Christopher Columbus (Colón) Cemetery / Wendy Iriepa and Ignacio Estrada

In this year of 2012 the Colón Cemetery is celebrating 141 years of existence. An open museum that for so many years of existence has been compared with the most famous museums in the world.

Its antecedent was the former Bishop of Espada Cemetery in 1806. A cemetery, which closed its doors in 1878. Seven years after the cornerstone ceremony of the current Cemetery.

As a curiosity I can relate that the ceremony took place on October 30, 1871, with the laying of the stone as a symbol of the start of the cemetery construction, in the place occupied today by emblematic portal known as the northern gate or portico of the Three Theological Virtues.

The new work that was being built was the brainchild of Spanish architect Don Calixto de Loire y Cardoso resident in Cuba. His project was chosen in the competition authorities of the island in 1870 called because of the need to design a new space for holy burial because of how small  the old Espada Cemetery was, a work that owes its origin to its founder, Bishop Juan José Díaz Espada Fernández y Landa.

It was in the year 1854 when the captain general Marqués de la Plazuela conceived the idea of building a new cemetery, larger and more functional than the Espada. From the beginning it was proposed to name the new cemetery for Christopher Columbus, it was thought that the remains of the very distinguished admiral were in the Santa Iglesia Cathedral of Havana after being moved from Santo Domingo, upon the Haitian Revolution in 1796.

The project, known, in Latin as Pallida Mors aequeo pulsat pede tabernas pauperum regnum que turres, by the Spanish architect Calixto de Loire Don, according to critics and experts of the time, was a real city for the dead. Loire’s work consisted in the beginning of two main streets that intersect at right angles to form a large cross that divides the rectangle into four quadrangles. We are reminded that the cross formed by these avenues symbolizes Christianity. The quadrangles or areas created by the main avenues were called by the orientation of the four cardinal points. These quadrangles reproduce the general plan, because they have in their centers streets wider than those in their interior, forming crosses called second-order, that joing the principal cross alluding, according to the architect, to the five wounds of Jesus Christ, at the time of his crucifixion.

The Colon Cemetery suffered the loss of the architect Calixto de Loire in September 1872, a year after its construction started, then it was taken over by the architect Eugenio Rayneri Sorrentino and then Don Felix de Azua who died shortly after Calixto de Loire.

The first work was the Galería de Tobías built, according to the records of the time, almost simultaneously with the items mentioned above. The failure of this mortuary complex became so evident that caused its closure in 1874. It is then decided by the Archbishop of Havana, to give permission for the famous vaults of the Archbishop to be built, with the sole purpose of compensating for the earlier loss. It is worth pointing out that the latter vaults are still in use.
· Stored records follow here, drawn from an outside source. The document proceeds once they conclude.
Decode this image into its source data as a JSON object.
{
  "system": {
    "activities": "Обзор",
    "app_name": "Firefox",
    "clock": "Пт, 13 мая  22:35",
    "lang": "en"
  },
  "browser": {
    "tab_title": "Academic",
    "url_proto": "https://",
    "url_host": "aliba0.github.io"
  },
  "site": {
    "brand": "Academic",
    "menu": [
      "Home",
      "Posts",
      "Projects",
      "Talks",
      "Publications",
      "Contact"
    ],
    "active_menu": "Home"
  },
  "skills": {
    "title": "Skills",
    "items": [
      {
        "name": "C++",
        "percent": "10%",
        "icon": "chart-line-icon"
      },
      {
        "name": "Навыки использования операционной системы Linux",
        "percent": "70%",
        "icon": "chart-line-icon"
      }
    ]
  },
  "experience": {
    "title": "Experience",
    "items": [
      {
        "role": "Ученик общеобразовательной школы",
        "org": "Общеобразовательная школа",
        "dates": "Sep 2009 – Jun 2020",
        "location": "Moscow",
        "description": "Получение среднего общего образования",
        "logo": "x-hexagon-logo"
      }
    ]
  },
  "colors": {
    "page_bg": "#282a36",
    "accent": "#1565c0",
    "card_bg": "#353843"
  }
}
The Current Colón Cemetery has an area of 56 hectares with 222 blocks, adding to this a total of 24.5 kilometers of streets and avenues and 35,000 square meters of green areas, the latter giving a touch of good taste to each of its arteries and enabling its visitors to contemplate a beautiful landscape. It is embraced by a perimeter wall adorned with cast iron railings completed by pointed balusters, extensive woodland, a general charnel house, the Central Chapel, two administrative buildings and four cardinal points entrances that allow access to different parts of the city.
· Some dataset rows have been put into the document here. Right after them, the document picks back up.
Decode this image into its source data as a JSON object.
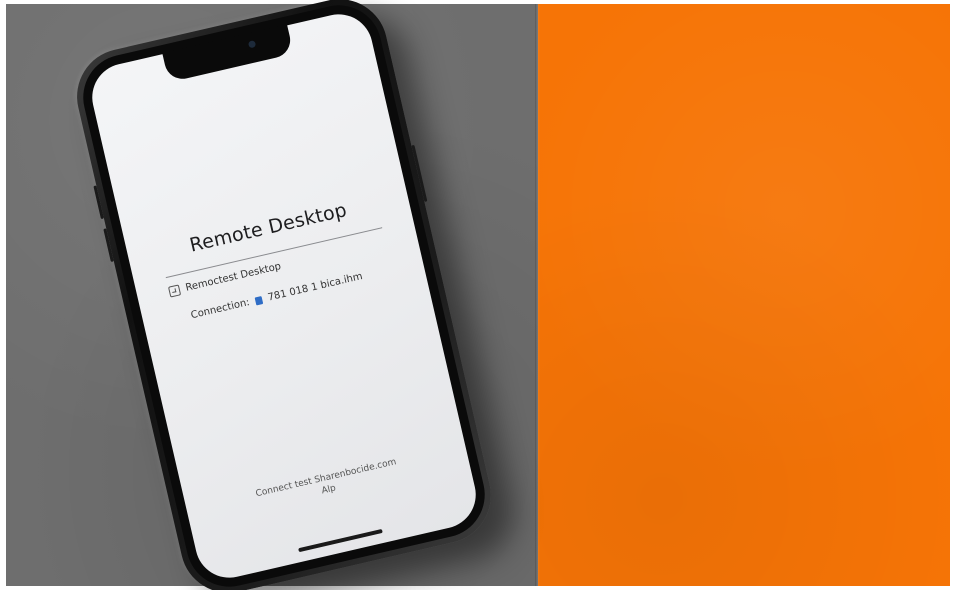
{
  "phone_screen": {
    "title": "Remote Desktop",
    "app_row_label": "Remoctest Desktop",
    "connection_label": "Connection:",
    "connection_value": "781 018 1 bica.ihm",
    "footer_line1": "Connect test Sharenbocide.com",
    "footer_line2": "Alp"
  },
  "colors": {
    "left_background": "#6e6e6e",
    "right_background": "#f67406",
    "phone_body": "#111111",
    "screen": "#f0f1f3",
    "connection_icon": "#2f6dc6"
  },
  "icons": {
    "app_icon": "desktop-icon",
    "connection_icon": "connection-icon"
  }
}
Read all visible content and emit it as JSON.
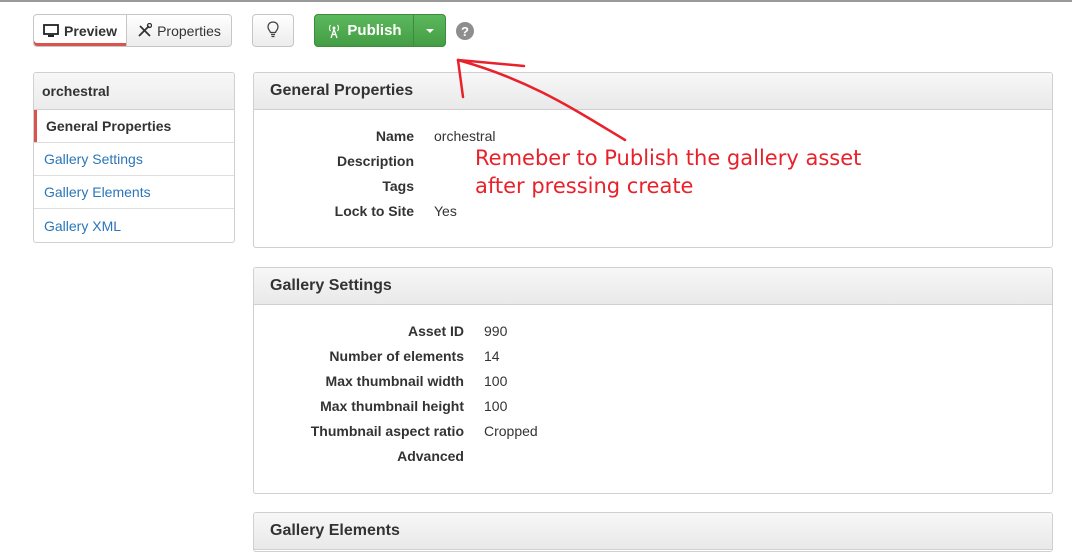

The existing monuments recreate the work of renowned artists with different styles. True works of sculpture and architecture are waiting to be discovered within the perimeter walls of a place that bears the mystery of death.
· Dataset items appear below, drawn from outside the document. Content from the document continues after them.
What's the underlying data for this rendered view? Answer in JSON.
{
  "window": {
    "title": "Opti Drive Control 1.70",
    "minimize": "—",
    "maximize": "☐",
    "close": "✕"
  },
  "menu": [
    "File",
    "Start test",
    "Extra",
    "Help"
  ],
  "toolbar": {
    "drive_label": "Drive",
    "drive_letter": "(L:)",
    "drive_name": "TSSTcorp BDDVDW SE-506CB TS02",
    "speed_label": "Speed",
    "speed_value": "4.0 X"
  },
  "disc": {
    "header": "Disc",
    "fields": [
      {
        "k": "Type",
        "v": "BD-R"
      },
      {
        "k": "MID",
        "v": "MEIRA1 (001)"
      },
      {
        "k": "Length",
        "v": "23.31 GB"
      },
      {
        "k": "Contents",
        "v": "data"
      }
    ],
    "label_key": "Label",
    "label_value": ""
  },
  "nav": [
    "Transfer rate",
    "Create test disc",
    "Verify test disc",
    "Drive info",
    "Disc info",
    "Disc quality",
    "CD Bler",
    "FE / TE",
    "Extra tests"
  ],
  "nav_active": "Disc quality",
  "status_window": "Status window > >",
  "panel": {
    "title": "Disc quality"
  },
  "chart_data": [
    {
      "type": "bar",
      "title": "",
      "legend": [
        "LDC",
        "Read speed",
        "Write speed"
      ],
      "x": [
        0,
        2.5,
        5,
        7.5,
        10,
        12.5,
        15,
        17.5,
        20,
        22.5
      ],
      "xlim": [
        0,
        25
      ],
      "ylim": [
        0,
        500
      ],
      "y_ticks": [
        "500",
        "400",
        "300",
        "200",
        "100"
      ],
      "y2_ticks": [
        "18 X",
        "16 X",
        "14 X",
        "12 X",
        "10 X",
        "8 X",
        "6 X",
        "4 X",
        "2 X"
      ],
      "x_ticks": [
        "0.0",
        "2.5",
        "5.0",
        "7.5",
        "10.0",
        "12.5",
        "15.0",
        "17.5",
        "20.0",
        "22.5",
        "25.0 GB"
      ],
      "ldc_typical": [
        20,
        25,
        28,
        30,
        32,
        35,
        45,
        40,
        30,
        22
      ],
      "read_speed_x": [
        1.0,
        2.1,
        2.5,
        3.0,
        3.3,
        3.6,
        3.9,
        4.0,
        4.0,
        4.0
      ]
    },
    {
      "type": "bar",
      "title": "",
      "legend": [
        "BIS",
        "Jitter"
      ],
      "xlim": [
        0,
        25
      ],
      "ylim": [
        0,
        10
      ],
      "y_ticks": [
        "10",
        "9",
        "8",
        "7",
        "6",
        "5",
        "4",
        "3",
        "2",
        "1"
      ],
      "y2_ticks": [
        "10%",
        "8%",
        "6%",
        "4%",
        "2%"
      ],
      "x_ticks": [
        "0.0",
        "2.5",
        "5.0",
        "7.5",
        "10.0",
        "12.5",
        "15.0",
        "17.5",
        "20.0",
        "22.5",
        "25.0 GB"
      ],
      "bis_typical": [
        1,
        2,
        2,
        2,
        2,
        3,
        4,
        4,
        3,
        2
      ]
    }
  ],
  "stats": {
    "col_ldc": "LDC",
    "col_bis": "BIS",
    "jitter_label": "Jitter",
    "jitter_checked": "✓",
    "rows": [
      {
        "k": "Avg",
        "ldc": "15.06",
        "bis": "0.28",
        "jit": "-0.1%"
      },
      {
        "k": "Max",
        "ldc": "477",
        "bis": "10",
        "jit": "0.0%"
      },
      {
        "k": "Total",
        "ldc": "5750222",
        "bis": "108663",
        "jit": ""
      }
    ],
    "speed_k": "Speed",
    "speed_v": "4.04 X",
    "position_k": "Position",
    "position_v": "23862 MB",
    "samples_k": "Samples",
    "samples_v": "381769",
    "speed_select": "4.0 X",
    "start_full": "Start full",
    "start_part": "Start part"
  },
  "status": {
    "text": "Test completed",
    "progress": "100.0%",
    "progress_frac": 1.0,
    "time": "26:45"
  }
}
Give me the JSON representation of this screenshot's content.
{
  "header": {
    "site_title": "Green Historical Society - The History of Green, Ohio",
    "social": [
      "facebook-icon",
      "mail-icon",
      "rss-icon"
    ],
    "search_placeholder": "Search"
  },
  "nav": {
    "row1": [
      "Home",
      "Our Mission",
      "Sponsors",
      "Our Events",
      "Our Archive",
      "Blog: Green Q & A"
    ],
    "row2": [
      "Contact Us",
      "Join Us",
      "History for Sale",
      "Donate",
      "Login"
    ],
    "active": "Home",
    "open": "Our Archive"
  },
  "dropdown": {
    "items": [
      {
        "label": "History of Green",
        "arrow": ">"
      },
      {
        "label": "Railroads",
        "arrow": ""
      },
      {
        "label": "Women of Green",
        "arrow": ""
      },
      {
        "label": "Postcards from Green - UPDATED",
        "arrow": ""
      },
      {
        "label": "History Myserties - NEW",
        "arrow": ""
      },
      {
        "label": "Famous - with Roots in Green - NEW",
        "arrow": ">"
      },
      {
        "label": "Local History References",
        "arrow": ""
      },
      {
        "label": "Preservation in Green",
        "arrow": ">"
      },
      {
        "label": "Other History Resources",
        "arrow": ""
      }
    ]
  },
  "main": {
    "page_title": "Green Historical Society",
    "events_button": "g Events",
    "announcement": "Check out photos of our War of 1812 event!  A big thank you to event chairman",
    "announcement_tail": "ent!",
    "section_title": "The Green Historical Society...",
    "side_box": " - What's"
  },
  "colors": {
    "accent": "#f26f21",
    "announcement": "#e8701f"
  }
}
In my usual walk I found not only the beauty of art, but reverence for the silence and peace that a place like this offers. With this article I share with you some of the main buildings and sculptures that stop me every time I go to this place, going from the artistic and the urban to the religious.

The Christopher Columbus Cemetery is one of the marvels of architecture treasured by the Cuban nation, and we are all its most loyal guards.